The number of inmates in jails and prisons nationally has been dropping for nearly a decade, mainly owing to lower crime rates. That’s the good news. The bad news is that the number of mentally ill people in many detention facilities – local jails, especially – has been soaring, forcing the institutions into the role of treatment centers, for which they are unprepared.

A typical case, in many ways, is the Montgomery County, Maryland, jail. Its average daily inmate count has dropped by a third so far this decade; at the same time, the raw number needing immediate mental-health services has doubled, to more than 2,100 annually. More than a fifth of all inmates now suffer from schizophrenia, bipolar disorder, clinical depression or other serious illnesses.

Mindful of the strain on the jail, and the futility of locking up mentally ill people who commit relatively minor crimes, the county is moving swiftly to establish mental-health courts. It’s an excellent idea; in other localities around the country and in Maryland, similar courts have cut recidivism rates by at least 20 percent and enhanced quality of treatment along with chances of recovery.
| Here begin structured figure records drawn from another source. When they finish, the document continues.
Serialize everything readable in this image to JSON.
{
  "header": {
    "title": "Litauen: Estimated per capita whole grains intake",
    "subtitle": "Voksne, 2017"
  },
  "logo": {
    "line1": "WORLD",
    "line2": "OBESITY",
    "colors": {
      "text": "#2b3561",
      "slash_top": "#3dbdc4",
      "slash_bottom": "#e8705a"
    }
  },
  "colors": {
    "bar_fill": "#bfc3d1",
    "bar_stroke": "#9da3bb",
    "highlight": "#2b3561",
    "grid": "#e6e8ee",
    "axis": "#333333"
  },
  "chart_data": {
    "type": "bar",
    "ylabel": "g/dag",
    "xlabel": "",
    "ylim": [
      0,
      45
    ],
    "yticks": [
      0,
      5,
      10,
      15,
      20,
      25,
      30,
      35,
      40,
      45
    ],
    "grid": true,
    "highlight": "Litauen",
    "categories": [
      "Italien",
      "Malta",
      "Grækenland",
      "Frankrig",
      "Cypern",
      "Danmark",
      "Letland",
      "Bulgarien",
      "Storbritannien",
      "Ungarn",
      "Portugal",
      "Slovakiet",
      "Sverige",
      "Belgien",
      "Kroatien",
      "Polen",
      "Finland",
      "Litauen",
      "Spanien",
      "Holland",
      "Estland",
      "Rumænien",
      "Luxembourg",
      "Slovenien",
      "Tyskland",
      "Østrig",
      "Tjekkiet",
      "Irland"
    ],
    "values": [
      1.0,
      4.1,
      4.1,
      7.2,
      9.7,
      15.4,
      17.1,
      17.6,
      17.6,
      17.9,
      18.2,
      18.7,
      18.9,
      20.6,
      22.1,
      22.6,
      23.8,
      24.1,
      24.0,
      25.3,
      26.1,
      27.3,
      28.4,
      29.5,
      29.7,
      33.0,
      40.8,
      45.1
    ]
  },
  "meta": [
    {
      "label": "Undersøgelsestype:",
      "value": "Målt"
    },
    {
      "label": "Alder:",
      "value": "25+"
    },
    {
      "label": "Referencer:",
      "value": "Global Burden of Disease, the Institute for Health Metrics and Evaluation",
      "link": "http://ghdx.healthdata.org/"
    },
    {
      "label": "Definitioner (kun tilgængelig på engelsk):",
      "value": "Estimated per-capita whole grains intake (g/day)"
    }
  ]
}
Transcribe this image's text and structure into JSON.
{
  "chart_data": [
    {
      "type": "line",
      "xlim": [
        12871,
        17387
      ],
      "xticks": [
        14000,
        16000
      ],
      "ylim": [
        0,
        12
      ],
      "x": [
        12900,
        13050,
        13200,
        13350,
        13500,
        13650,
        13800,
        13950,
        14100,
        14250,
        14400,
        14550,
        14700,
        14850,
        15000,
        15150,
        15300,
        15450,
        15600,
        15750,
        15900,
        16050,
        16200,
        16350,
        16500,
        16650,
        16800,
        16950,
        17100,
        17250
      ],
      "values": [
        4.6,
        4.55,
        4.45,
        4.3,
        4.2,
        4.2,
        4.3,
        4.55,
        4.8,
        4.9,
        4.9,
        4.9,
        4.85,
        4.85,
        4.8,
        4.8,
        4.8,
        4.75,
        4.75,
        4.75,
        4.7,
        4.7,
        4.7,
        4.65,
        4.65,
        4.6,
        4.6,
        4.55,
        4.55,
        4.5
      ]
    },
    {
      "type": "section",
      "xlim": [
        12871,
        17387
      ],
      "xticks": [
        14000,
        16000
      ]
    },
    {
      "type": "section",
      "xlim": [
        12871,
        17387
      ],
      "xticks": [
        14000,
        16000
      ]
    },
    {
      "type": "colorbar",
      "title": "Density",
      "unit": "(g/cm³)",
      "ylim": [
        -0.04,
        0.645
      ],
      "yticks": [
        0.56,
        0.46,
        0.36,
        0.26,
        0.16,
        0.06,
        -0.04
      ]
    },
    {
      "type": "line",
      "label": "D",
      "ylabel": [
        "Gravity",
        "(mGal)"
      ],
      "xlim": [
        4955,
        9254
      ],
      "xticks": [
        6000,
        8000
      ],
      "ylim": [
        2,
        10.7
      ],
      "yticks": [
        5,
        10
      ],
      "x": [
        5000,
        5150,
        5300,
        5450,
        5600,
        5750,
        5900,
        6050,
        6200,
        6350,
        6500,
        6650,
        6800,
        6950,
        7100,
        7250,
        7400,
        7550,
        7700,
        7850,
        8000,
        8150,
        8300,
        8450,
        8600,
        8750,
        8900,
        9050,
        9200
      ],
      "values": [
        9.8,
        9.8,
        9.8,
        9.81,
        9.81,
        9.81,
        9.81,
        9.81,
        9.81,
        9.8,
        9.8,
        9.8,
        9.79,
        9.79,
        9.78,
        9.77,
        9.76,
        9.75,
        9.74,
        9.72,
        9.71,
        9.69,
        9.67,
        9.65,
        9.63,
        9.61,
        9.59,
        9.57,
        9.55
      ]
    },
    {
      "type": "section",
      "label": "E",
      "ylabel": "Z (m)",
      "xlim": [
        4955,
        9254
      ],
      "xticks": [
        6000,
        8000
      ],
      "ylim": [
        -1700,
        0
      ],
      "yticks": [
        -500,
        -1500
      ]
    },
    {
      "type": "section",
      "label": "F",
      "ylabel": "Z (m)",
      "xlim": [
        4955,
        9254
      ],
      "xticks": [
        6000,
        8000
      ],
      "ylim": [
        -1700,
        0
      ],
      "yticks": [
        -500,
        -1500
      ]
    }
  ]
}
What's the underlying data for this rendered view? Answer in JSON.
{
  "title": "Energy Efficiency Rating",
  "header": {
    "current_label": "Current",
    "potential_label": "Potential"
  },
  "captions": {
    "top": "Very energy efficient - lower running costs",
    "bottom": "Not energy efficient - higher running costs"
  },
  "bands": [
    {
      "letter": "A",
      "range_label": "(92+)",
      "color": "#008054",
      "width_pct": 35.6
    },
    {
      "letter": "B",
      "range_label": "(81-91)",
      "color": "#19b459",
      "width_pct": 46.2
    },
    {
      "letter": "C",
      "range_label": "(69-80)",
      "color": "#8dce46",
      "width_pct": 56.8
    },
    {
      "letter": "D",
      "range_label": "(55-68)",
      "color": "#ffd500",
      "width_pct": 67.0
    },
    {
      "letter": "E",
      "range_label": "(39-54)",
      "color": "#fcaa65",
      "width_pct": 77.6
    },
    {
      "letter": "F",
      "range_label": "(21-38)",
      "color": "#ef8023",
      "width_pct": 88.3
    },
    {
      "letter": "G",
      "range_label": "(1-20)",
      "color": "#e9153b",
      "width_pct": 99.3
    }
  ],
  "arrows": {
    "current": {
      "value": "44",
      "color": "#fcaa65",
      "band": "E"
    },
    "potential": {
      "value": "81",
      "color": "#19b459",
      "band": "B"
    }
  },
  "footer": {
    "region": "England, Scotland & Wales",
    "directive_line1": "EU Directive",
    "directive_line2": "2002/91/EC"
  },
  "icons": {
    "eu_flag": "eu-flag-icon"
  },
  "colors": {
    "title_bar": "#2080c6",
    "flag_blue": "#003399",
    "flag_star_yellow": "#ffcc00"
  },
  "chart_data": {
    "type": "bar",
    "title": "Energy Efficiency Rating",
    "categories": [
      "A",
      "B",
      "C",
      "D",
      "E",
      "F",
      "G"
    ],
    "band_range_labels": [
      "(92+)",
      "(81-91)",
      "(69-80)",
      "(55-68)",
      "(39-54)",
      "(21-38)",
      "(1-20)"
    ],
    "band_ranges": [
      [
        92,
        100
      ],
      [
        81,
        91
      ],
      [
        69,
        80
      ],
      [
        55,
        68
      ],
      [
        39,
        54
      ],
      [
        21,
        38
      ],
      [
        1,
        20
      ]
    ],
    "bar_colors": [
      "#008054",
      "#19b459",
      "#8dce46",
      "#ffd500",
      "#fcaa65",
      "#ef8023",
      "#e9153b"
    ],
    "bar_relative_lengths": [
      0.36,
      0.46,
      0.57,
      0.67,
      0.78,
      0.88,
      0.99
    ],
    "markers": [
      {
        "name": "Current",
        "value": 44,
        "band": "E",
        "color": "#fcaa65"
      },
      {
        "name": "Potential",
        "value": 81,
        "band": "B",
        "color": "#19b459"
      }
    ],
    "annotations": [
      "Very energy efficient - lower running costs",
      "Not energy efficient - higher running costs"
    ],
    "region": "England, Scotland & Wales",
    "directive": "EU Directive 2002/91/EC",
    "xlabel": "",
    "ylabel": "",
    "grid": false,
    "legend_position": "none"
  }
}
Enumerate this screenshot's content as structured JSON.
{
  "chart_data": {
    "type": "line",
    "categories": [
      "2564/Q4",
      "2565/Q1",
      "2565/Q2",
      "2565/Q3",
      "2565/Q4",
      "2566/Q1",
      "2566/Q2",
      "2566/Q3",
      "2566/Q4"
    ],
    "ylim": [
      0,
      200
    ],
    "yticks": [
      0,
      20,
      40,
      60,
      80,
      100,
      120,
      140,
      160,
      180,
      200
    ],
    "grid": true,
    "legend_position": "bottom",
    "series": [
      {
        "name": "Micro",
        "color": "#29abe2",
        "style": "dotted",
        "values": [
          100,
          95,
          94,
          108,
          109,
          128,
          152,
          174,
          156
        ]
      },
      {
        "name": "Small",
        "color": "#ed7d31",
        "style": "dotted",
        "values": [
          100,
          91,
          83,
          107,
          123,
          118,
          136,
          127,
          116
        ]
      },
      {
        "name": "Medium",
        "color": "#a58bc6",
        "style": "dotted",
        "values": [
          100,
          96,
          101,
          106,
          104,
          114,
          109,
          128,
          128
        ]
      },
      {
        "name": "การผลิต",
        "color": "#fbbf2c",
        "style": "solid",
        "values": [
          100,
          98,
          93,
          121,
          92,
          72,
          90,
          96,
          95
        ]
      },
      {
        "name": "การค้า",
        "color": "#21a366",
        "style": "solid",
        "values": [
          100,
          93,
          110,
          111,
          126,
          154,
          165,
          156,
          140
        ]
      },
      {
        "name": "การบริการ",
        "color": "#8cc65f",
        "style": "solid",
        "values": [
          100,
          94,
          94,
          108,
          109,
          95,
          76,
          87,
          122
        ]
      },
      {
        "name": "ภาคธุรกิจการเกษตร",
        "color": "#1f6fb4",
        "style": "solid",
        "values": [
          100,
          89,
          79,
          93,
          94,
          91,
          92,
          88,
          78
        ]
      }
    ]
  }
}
The idea, similar to existing drug courts, is to divert qualified defendants charged with nonviolent crimes – trespassing, vandalism, shoplifting, theft, public disorderliness or drunkenness – from jail to supervised treatment regimens. Designated local judges would still oversee individual cases, and prosecutors and defense attorneys would have to assent. Rather than incarceration, defendants would be assigned programs designed to treat their illnesses, with mental-health counselors substituting for jail guards. Criminal charges would typically be suspended as long as defendants stuck to prescribed medication and counseling, among other conditions.

The courts, still awaiting a final decision on county funding, would not be a panacea for a decades-long policy of deinstitutionalization that has left states and localities woefully short of hospital beds and other facilities for people with mental illnesses. (In Maryland, for instance, more than 80 percent of state psychiatric beds have been eliminated since 1982.) As a pilot program in Montgomery, expectations for the initial impact of the mental-health courts are modest — perhaps 200 defendants would be enrolled and spared incarceration in the first year and half, starting this fall.

Still, in concert with similar-minded programs, including one targeted at easing the way back into the community for soon-to-be-released mentally ill inmates, these courts represent an enlightened and humane step forward in criminal justice. As a means of reducing recidivism, the 300 similar courts already up and running across the country have also proved cost-effective.